I would like to create a sales forecast for a number of different drugs and have plenty of data to do so. My plan was to create a linear regression model. However, since it is a dataset with over 400 different groups (drugs), I wanted to first run a group loop that only forecasts each drug individually and then the feature selection loop start to identify the significant variables. Unfortunately, I get the error “Execute failed: 0 is smaller than, or equal to, the minimum (0)” within the regression learner whenever i run both loops.
It would be great if I could get feedback on my workflow. I am relatively new to knime and probably still have thinking errors everywhere…
The actual workflow with the whole dataset is too big to upload, so I saved only 10% of the actual dataset as a new table to be able to upload the workflow.
It looks like the data you provided still needs to go through linear regression preprocessing (checking for redundant variables, removing highly correlated variables, checking that you have enough unique samples per group vs the number of variables you have).
In particular I found a loop where all the variables you provided had the exact same input which causes the ERROR Linear Regression Learner 3:36 Execute failed: 0 is smaller than, or equal to, the minimum (0)
I probably made a mistake somewhere. My idea was/is to include the string data (manufacturer, dosage form, patent situation etc.) as well as the numerical data (offered price, manufacturer discount, etc.) in the regression model, but for some reason I cannot include these numerical values in the regression learner if they have already been inserted in the feature loop selection start node.
I will add my general comment that I would really avoid the feature selection loops. They take way too much time to run if you do it properly. You would need to do a cross validation loop for each feature selection loop else you are just optimizing for one specific split which will not generalize well at all. And the more features you have the worse this gets. Essentially you are trying tens or even 100s of thousands of combinations which from a certain view point could be considered p-hacking (searching for accidental correlations)

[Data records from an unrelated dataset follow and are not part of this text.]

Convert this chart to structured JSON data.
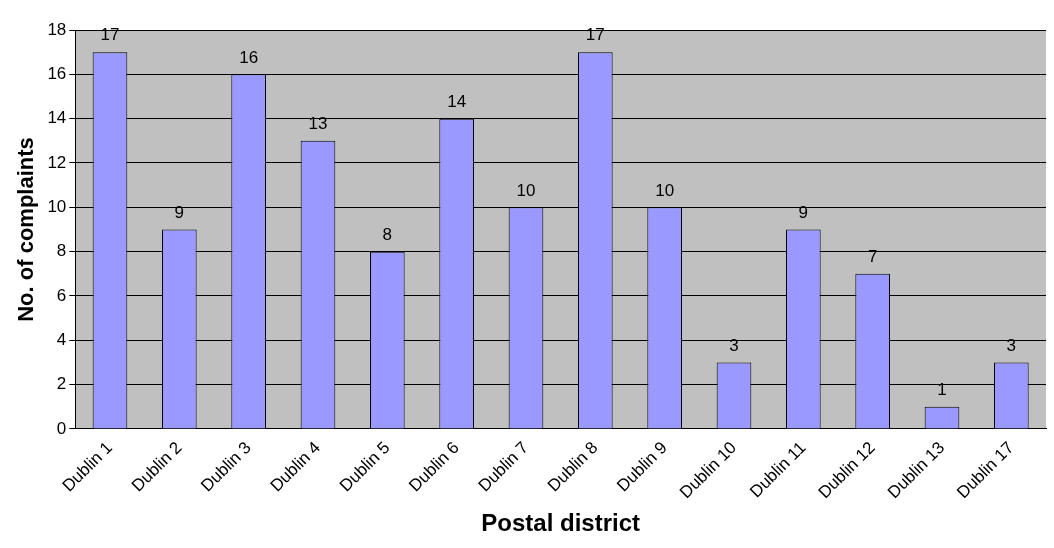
{
  "chart_data": {
    "type": "bar",
    "xlabel": "Postal district",
    "ylabel": "No. of complaints",
    "categories": [
      "Dublin 1",
      "Dublin 2",
      "Dublin 3",
      "Dublin 4",
      "Dublin 5",
      "Dublin 6",
      "Dublin 7",
      "Dublin 8",
      "Dublin 9",
      "Dublin 10",
      "Dublin 11",
      "Dublin 12",
      "Dublin 13",
      "Dublin 17"
    ],
    "values": [
      17,
      9,
      16,
      13,
      8,
      14,
      10,
      17,
      10,
      3,
      9,
      7,
      1,
      3
    ],
    "color": "#9999ff",
    "ylim": [
      0,
      18
    ],
    "yticks": [
      0,
      2,
      4,
      6,
      8,
      10,
      12,
      14,
      16,
      18
    ],
    "grid": "y",
    "legend": false,
    "data_labels": true
  }
}
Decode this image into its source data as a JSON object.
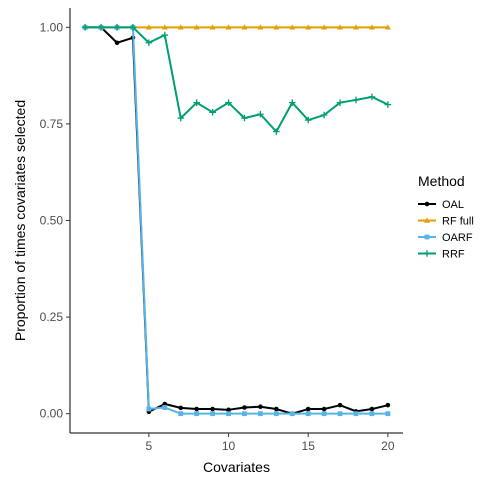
{
  "chart_data": {
    "type": "line",
    "xlabel": "Covariates",
    "ylabel": "Proportion of times covariates selected",
    "xlim": [
      0.05,
      20.95
    ],
    "ylim": [
      -0.05,
      1.05
    ],
    "x_ticks": [
      5,
      10,
      15,
      20
    ],
    "y_ticks": [
      0.0,
      0.25,
      0.5,
      0.75,
      1.0
    ],
    "y_tick_labels": [
      "0.00",
      "0.25",
      "0.50",
      "0.75",
      "1.00"
    ],
    "grid": false,
    "legend": {
      "title": "Method",
      "placement": "right"
    },
    "x": [
      1,
      2,
      3,
      4,
      5,
      6,
      7,
      8,
      9,
      10,
      11,
      12,
      13,
      14,
      15,
      16,
      17,
      18,
      19,
      20
    ],
    "series": [
      {
        "name": "OAL",
        "color": "#000000",
        "marker": "circle",
        "values": [
          1.0,
          1.0,
          0.96,
          0.973,
          0.005,
          0.025,
          0.015,
          0.012,
          0.012,
          0.01,
          0.016,
          0.018,
          0.012,
          0.0,
          0.012,
          0.012,
          0.022,
          0.006,
          0.012,
          0.022
        ]
      },
      {
        "name": "RF full",
        "color": "#E69F00",
        "marker": "triangle",
        "values": [
          1,
          1,
          1,
          1,
          1,
          1,
          1,
          1,
          1,
          1,
          1,
          1,
          1,
          1,
          1,
          1,
          1,
          1,
          1,
          1
        ]
      },
      {
        "name": "OARF",
        "color": "#56B4E9",
        "marker": "square",
        "values": [
          1.0,
          1.0,
          1.0,
          1.0,
          0.012,
          0.016,
          0.0,
          0.0,
          0.0,
          0.0,
          0.0,
          0.0,
          0.0,
          0.0,
          0.0,
          0.0,
          0.0,
          0.0,
          0.0,
          0.0
        ]
      },
      {
        "name": "RRF",
        "color": "#009E73",
        "marker": "plus",
        "values": [
          1.0,
          1.0,
          1.0,
          1.0,
          0.96,
          0.98,
          0.765,
          0.805,
          0.78,
          0.805,
          0.765,
          0.775,
          0.73,
          0.805,
          0.76,
          0.773,
          0.805,
          0.812,
          0.82,
          0.8
        ]
      }
    ]
  }
}
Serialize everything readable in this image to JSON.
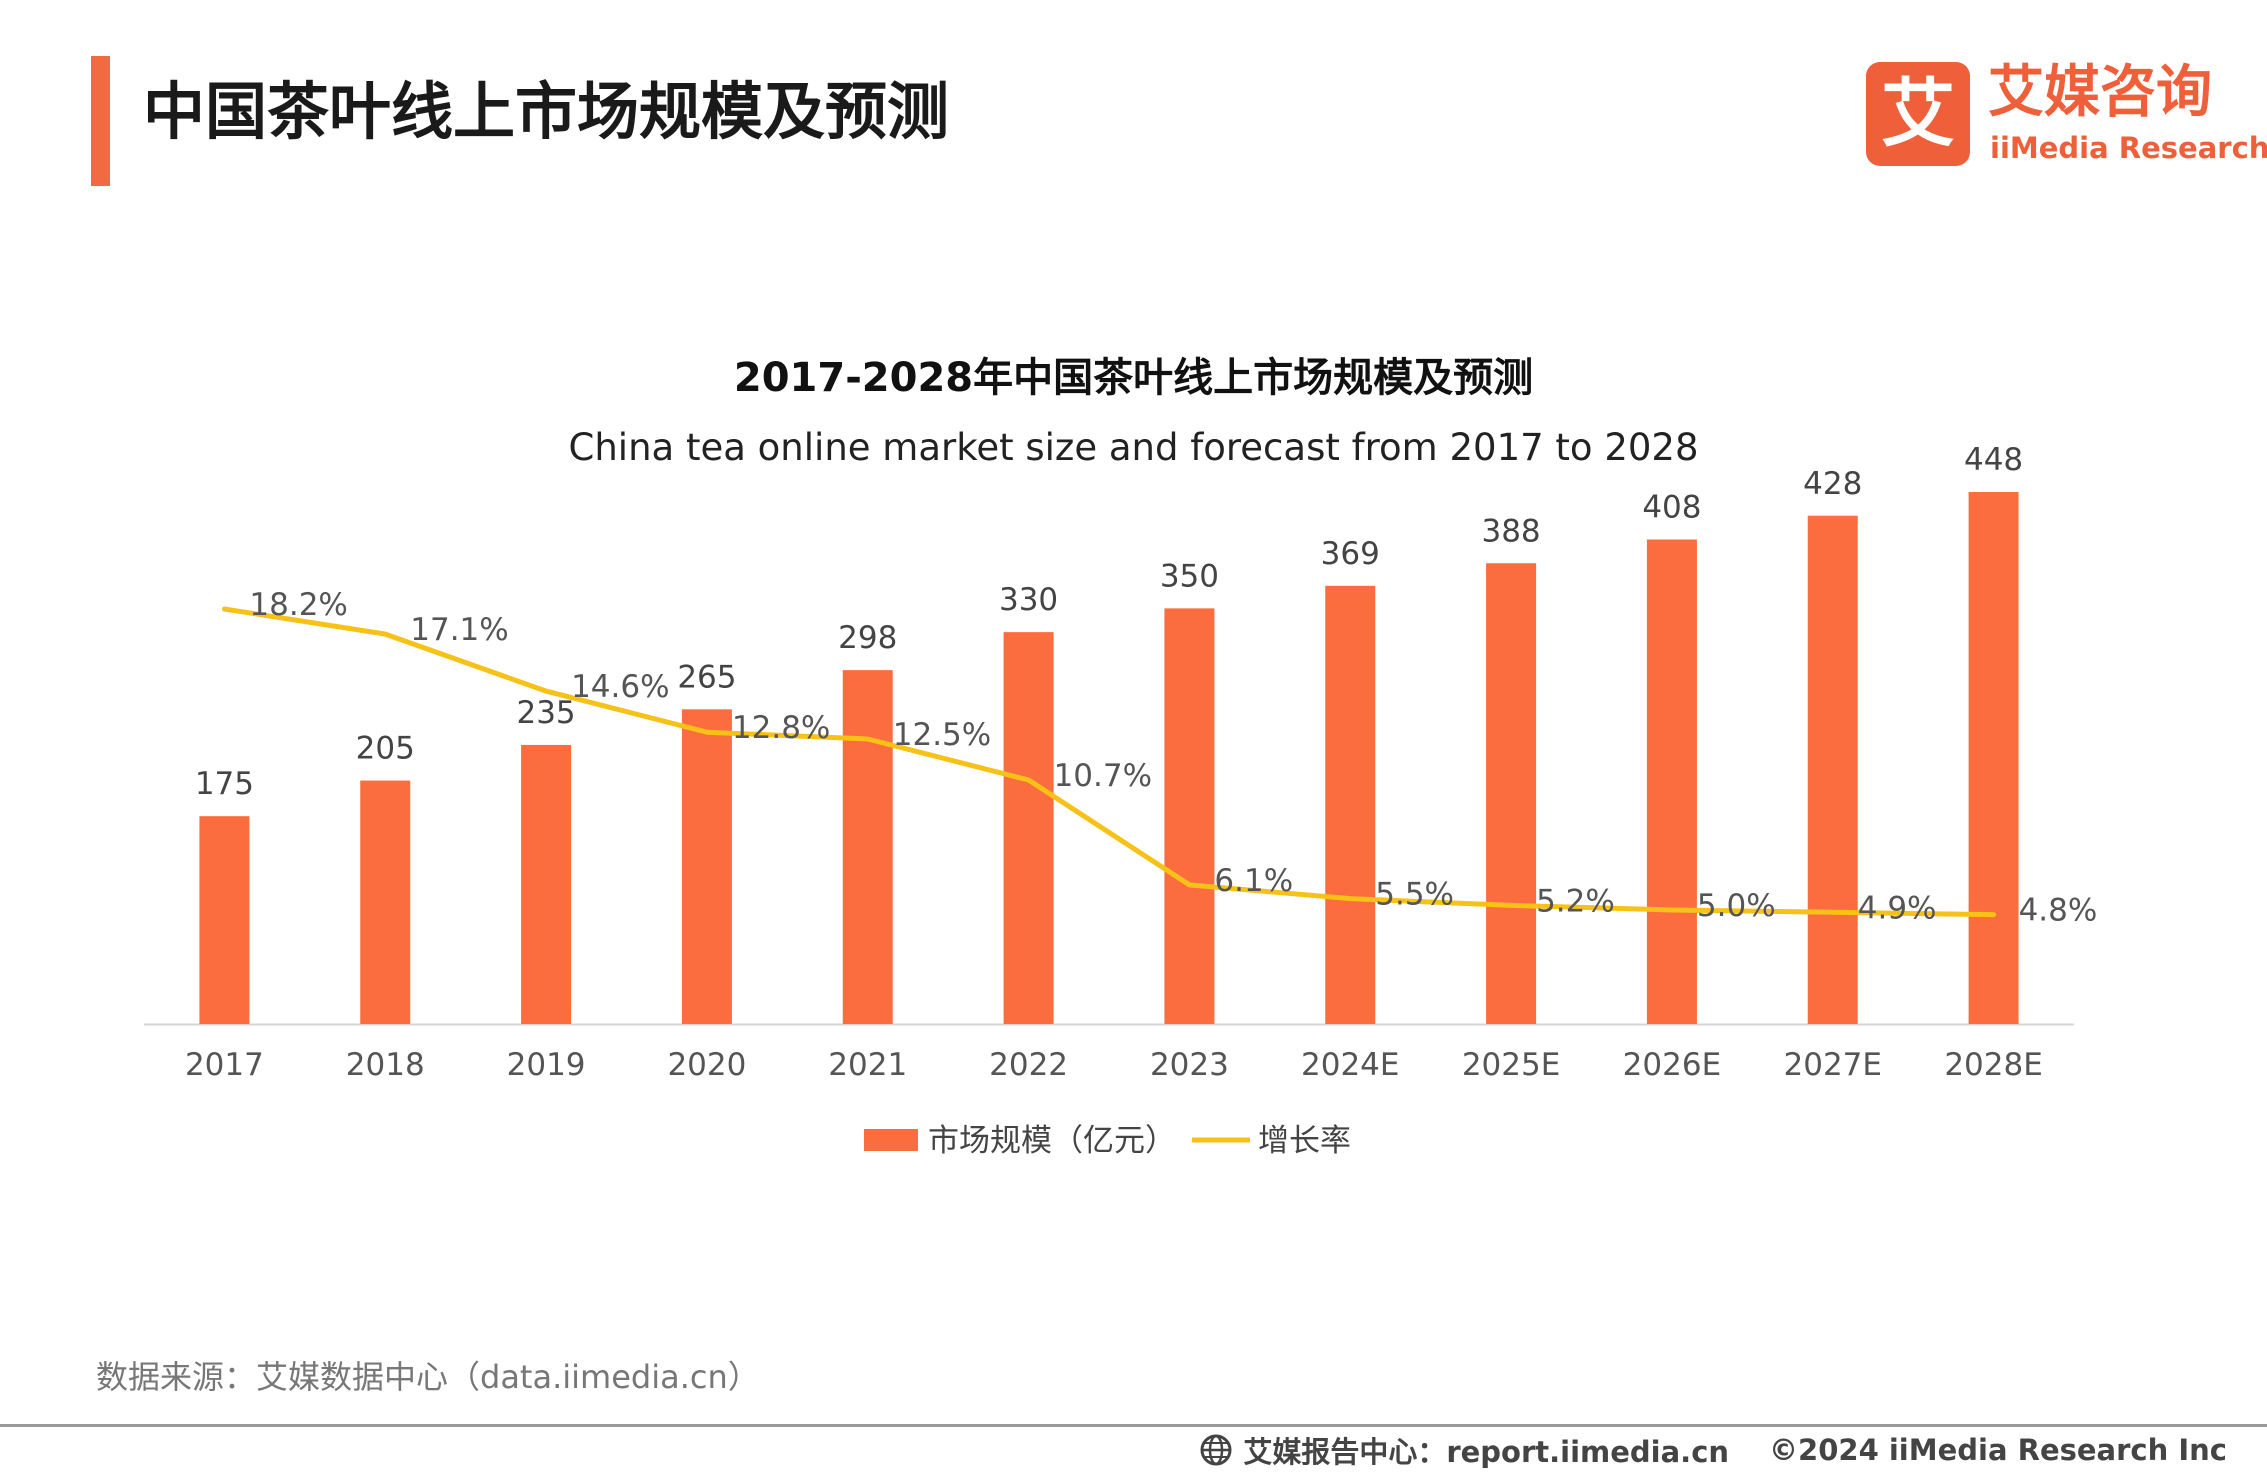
{
  "header": {
    "title": "中国茶叶线上市场规模及预测",
    "logo_mark": "艾",
    "logo_cn": "艾媒咨询",
    "logo_en": "iiMedia Research"
  },
  "colors": {
    "bar": "#fb6d3f",
    "line": "#f7c217",
    "accent": "#f26a3f"
  },
  "chart_data": {
    "type": "bar",
    "title": "2017-2028年中国茶叶线上市场规模及预测",
    "subtitle": "China tea online market size and forecast from 2017 to 2028",
    "categories": [
      "2017",
      "2018",
      "2019",
      "2020",
      "2021",
      "2022",
      "2023",
      "2024E",
      "2025E",
      "2026E",
      "2027E",
      "2028E"
    ],
    "series": [
      {
        "name": "市场规模（亿元）",
        "type": "bar",
        "values": [
          175,
          205,
          235,
          265,
          298,
          330,
          350,
          369,
          388,
          408,
          428,
          448
        ]
      },
      {
        "name": "增长率",
        "type": "line",
        "values": [
          18.2,
          17.1,
          14.6,
          12.8,
          12.5,
          10.7,
          6.1,
          5.5,
          5.2,
          5.0,
          4.9,
          4.8
        ],
        "labels": [
          "18.2%",
          "17.1%",
          "14.6%",
          "12.8%",
          "12.5%",
          "10.7%",
          "6.1%",
          "5.5%",
          "5.2%",
          "5.0%",
          "4.9%",
          "4.8%"
        ]
      }
    ],
    "xlabel": "",
    "ylabel": "",
    "ylim": [
      0,
      480
    ],
    "y2lim": [
      0,
      25
    ],
    "legend_position": "bottom-center"
  },
  "footer": {
    "source": "数据来源：艾媒数据中心（data.iimedia.cn）",
    "report_center": "艾媒报告中心：report.iimedia.cn",
    "copyright": "©2024  iiMedia Research  Inc"
  }
}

What else should you do then?
Most important is to remove correlated features and constant features. If you think you still have too many features you could do a random forest feature importance and just keep the top N features. This will run orders of magnitude faster than a feature selection loop.
i used your workflow and ran it with my whole dataset (the dataset i put online has only about 10% of the data, otherwise it would be too big to upload) and got relatively “good” values, i will check the result again.
Basically this forecast is only theoretical, the company I work for will not use it, it only serves as a topic for my bachelor thesis.
if i read the model correctly, it aims to make a forecast for the total sales volume of a drug. can it also be applied to the forecast for individual manufacturers, even if the forecast is worse? (manufacturers = Hersteller)
And yes you should be able to group by manufacturer instead of drug to forecast sales.
If your thesis is published and incorporates KNIME, we may also be able to add extra attention to it on our website depending on the content. If you’d like that kind of network reach, let us know and we can talk about it through email.
Thank you for the offer Victor, but since I will hand in the thesis in the next two weeks, I don’t think it would fit time-wise. In addition, the thesis is in German and English is unfortunately really not my strength. I have to admit that I have no idea about DL and that I expected too much from myself. I will mention KNIME as my Tool for making all the forecasts, but not much more. I am studying business administration and my statistics lectures are also some years ago. I will try to make the best of it.